I have often stressed the need for business people to follow corporate formalities and keep their corporations or limited liability companies up-to-date. However, the recent decision impacting builders from the Iowa Supreme Court makes it significantly more important for builders and other contractors to do so.
The Iowa Supreme Court ruling essentially says that builders must provide a 15-year implied warranty for their work. Fifteen years is a long time. If a builder were to let their corporate entity lapse it could mean the builder would be personally liable if a lawsuit were to occur. Same for other contractors who are likely to be pulled into lawsuits for work they performed as subcontractors.
Here are some basic tips on how to make sure your corporate entity stays viable:
- Hold regular board of director and shareholder meetings in accordance with the bylaws.

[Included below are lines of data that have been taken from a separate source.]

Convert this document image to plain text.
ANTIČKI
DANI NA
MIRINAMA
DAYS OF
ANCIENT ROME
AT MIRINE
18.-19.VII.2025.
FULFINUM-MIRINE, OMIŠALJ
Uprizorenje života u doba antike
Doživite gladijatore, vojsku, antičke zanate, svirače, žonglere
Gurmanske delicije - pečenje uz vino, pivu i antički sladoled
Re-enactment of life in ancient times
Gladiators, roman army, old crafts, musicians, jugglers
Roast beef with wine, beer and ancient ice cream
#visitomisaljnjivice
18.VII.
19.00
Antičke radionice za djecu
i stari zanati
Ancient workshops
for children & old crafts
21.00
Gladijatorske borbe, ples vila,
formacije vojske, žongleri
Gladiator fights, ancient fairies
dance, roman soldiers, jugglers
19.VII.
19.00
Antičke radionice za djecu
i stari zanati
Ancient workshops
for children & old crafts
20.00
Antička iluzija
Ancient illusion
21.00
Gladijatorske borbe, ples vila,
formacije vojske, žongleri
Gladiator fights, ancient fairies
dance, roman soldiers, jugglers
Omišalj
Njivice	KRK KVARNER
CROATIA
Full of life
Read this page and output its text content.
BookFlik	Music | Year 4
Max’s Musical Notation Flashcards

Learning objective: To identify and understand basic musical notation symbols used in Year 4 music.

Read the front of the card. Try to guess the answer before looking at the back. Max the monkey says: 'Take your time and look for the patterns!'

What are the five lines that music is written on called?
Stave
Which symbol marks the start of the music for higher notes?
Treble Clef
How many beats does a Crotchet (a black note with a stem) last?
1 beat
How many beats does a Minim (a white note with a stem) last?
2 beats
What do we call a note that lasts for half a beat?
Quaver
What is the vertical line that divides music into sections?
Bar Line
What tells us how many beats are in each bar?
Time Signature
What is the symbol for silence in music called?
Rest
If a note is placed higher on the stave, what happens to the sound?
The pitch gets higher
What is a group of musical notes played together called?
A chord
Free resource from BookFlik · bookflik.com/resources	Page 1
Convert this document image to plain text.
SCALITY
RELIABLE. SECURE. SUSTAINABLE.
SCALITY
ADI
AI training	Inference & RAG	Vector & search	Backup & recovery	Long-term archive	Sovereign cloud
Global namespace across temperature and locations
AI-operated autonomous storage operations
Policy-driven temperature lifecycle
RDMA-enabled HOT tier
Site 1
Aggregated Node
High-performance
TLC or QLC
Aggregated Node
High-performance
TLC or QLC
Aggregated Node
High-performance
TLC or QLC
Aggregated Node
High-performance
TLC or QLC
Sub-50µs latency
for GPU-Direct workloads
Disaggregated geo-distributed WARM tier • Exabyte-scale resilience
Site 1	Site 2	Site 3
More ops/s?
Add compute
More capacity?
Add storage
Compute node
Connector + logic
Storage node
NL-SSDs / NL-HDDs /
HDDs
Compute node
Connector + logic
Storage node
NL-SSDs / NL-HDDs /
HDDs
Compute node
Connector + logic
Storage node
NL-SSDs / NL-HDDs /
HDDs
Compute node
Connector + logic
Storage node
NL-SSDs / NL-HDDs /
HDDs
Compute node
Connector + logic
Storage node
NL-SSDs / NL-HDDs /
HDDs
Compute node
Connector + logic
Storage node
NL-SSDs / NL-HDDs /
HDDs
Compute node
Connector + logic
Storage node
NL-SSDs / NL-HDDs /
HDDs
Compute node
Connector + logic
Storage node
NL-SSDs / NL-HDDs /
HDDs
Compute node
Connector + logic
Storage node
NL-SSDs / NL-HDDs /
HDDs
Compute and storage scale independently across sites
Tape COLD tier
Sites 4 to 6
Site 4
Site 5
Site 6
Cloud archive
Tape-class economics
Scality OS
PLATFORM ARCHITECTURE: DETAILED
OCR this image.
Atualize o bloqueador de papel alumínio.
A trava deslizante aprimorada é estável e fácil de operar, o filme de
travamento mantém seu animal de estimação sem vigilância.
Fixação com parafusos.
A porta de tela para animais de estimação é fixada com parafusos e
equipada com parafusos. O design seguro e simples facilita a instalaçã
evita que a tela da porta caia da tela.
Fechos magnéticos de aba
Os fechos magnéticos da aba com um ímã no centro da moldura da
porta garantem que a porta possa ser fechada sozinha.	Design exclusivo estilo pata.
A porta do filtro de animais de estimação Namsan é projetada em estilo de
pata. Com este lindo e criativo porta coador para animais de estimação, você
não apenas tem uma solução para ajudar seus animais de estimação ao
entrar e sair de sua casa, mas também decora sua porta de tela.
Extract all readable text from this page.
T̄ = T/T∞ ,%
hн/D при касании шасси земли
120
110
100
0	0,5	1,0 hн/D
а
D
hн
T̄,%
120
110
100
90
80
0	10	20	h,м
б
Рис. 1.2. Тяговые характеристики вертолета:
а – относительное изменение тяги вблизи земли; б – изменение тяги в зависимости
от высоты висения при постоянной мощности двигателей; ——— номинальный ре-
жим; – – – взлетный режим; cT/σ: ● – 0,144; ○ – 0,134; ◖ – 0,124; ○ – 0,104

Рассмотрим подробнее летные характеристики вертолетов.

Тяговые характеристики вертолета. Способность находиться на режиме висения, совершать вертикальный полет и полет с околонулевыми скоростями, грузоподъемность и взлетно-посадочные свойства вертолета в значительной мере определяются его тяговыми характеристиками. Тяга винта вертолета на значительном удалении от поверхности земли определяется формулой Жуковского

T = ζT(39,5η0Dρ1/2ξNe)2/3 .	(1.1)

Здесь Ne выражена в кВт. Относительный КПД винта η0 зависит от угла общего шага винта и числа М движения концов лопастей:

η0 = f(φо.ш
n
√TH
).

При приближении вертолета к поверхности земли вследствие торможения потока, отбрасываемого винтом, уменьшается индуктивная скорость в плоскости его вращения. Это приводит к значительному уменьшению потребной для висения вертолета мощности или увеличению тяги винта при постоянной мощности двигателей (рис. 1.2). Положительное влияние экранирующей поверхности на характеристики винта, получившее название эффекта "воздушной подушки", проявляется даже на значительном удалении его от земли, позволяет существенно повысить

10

- Document those meetings with meeting minutes.
- Observe corporate formalities (e.g. segregating corporate assets from personal assets; adhering to the bylaws, etc.)
- File biennial reports with the Iowa Secretary of State.
Another tip would be that if you intend to dissolve or shut down a corporate entity you should follow the steps to publish notice of the dissolution as set forth in the Iowa Code. This could allow the dissolved corporate entity to avoid certain claims that are not commenced within three years of the publication of the notice.
As always, be sure to seek the advice of your business lawyer if you have any questions in your specific situation.